What Factory Designs of the Future Mean for Manufacturers | Robotics

It feels like predicting the long-term influence and consequences of technological innovation is getting harder to do — especially for manufacturing companies that live and die according to their ability to innovate, maintain a clean and lean operation and deploy new technologies sooner.

To better understand the relationship between tomorrow’s technologically advanced factories and supply chains — and today’s — we need to explore some of the changes coming down the pipeline.

Preparing Workers for the Future Through Simulation Technology

Manufacturers will soon use one advanced technology to equip and train their workers to interface with others. Propelled by a $2.5 million grant from the NSF’s Human-Technology Frontier Program, researchers from MIT and Indiana University are exploring ways to use augmented reality to do two things for factories:

– Train employees on major infrastructural, layout and technological changes in advance of these investments coming online in factories

– Train assembly and maintenance employees more quickly and effectively on delicate, technology-intensive tasks, including power transmission and motor repair, precision fabrication and control panel assembly

Augmented reality (AR) is the technology that superimposes digital constructs over the real world. The resulting image appears either on a wearable heads-up display or a stationary monitor. The goal is to shorten the learning curve as factories and shop floors bring new types of advanced mechanical and digital tools into the workplace.

Tech experts expect AR and VR technology will eventually reduce the amount of human effort it takes to oversee manufacturing operations. This advancement will come at the expense of some semi-skilled jobs, but it will also create opportunity in brand-new fields like robotics and advanced engineering. A big part of manufacturing’s current revolution involves the automation of some types of material handling and assembly equipment, for instance.
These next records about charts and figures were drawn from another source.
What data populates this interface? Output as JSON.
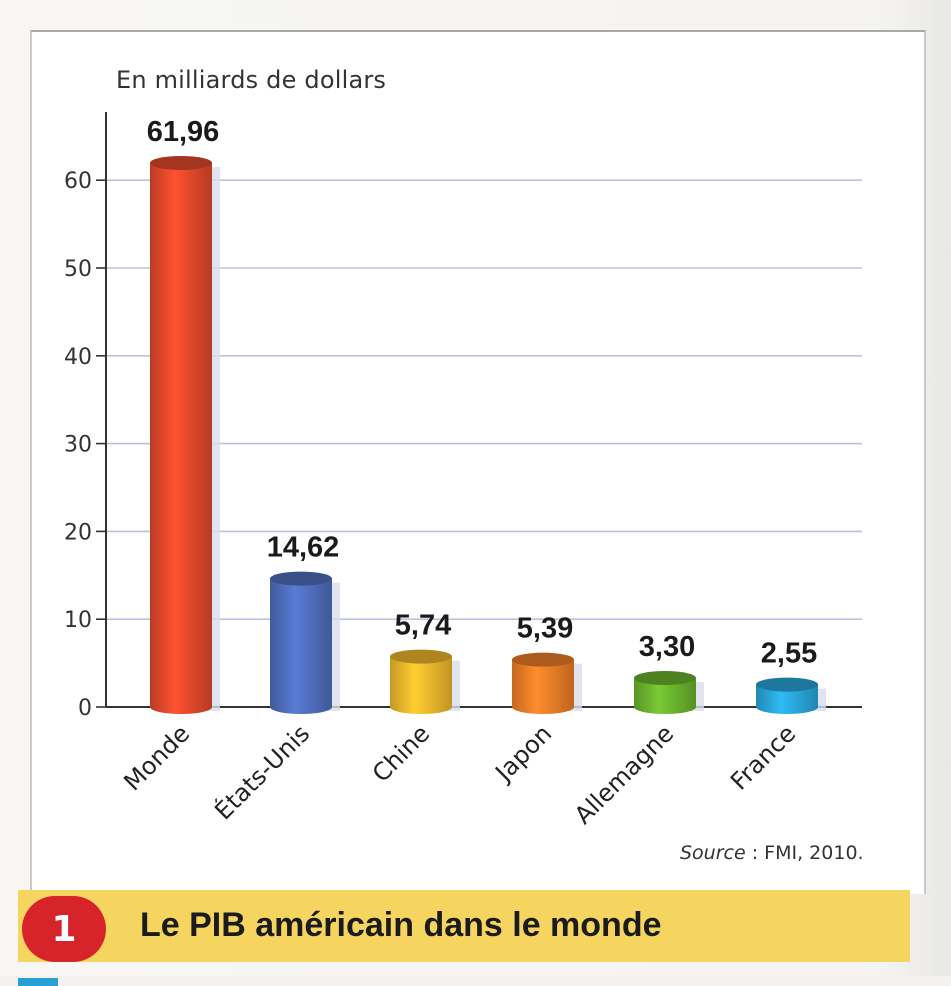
{
  "chart_data": {
    "type": "bar",
    "unit_label": "En milliards de dollars",
    "categories": [
      "Monde",
      "États-Unis",
      "Chine",
      "Japon",
      "Allemagne",
      "France"
    ],
    "values": [
      61.96,
      14.62,
      5.74,
      5.39,
      3.3,
      2.55
    ],
    "value_labels": [
      "61,96",
      "14,62",
      "5,74",
      "5,39",
      "3,30",
      "2,55"
    ],
    "yticks": [
      "0",
      "10",
      "20",
      "30",
      "40",
      "50",
      "60"
    ],
    "ylim": [
      0,
      67
    ],
    "grid": true,
    "colors": [
      "#e4492c",
      "#4f6fbd",
      "#f1b92b",
      "#ef7e27",
      "#6cb42e",
      "#2aa7dc"
    ]
  },
  "source": {
    "label": "Source",
    "text": " : FMI, 2010."
  },
  "caption": {
    "number": "1",
    "title": "Le PIB américain dans le monde"
  }
}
Technology frees up “human capital” and allows ever-smaller teams to monitor the operation of even large assembly plants. Some companies have even achieved “lights-out manufacturing” at their industrial locations. These are plants that can operate autonomously for days, weeks or even months at a time.

Connecting Equipment and Locations With the IoT

Connectivity is everything these days — especially in complex manufacturing, material handling and product development processes. The Internet of Things is one of the major technological breakthroughs giving managers and decision-makers in manufacturing more granular information about every process, including the movement of products and the real-time condition of equipment out on the floor.

But which problems does the IoT aim to solve? Among other things, this more complete connectivity between equipment, personnel and decision-makers means factories everywhere will soon be able to operate at even higher levels of efficiency and reduce waste even more successfully.

For example, Honda maintains assembly plants in the UK, some of which only keep a stockpile of parts and raw materials for a single hour of assembly time at once — that’s nearly as lean as you can get.

However, maintaining that edge requires access to real-time data at every level of every process throughout the facility. The IoT offers greater insight into the movement of time-sensitive freight, the condition of in-house manufacturing equipment and, thanks to advanced data collection, often provides warning of bottlenecks, labor problems, spikes or troughs in consumer demand and other useful information.

Some industries have unique needs that make them especially well-suited to adopting IoT technology in their national or global supply chains.

For example, the steel industry is extremely diverse. Food and beverage manufacturing alone uses more than 300 grades of stainless steel, thanks to its resistances and antimicrobial qualities. Relying on human foresight to keep the flow of so many critical resources running smoothly is no simple matter, especially at a time when aluminum and steel are politically fraught thanks to tariffs and the changing face of global commerce.

Decentralizing R&D and Product Development

Solving the challenge of bringing together remote, high-caliber talent to focus on product development and resolving operational and manufacturing problems comes down to several technologies:

– Collaborative scientific programs — Platforms like Science Exchange represent an up-and-coming industry nearly in their own right. Just as there are marketplaces for semi-skilled professionals to offer their services, including Amazon’s Mechanical Turks, Science Exchange and similar efforts provide a way for engineers and scientists to significantly broaden their reach and remotely lend their talents to companies that don’t have the resources to maintain a full-time R&D team on-premises.

– Robots and 3D printing — Given the challenges and time-sensitive nature of bringing technological and engineering talent to bear on product development, robotics and 3D printing are allowing much faster prototyping and more successful trial-and-error periods. It means accelerating the pace of successful product launches and quicker breakthroughs in material sciences and other fields.

Accelerating product development is already a priority among most major companies that engage in manufacturing — and analysts expect R&D spending to continue rising between now and 2022. That means factories have to be nimble and able to access talent and new ideas from anywhere to keep up with the pace.

Applying these technologies to tomorrow’s factories and supply chains means a more holistic and overall better-informed approach to maintaining supply lines and the pace of manufacturing.

It also means a company that’s less susceptible to all manner of global events and politicking they don’t control, but still require the means to react to effectively and intelligently.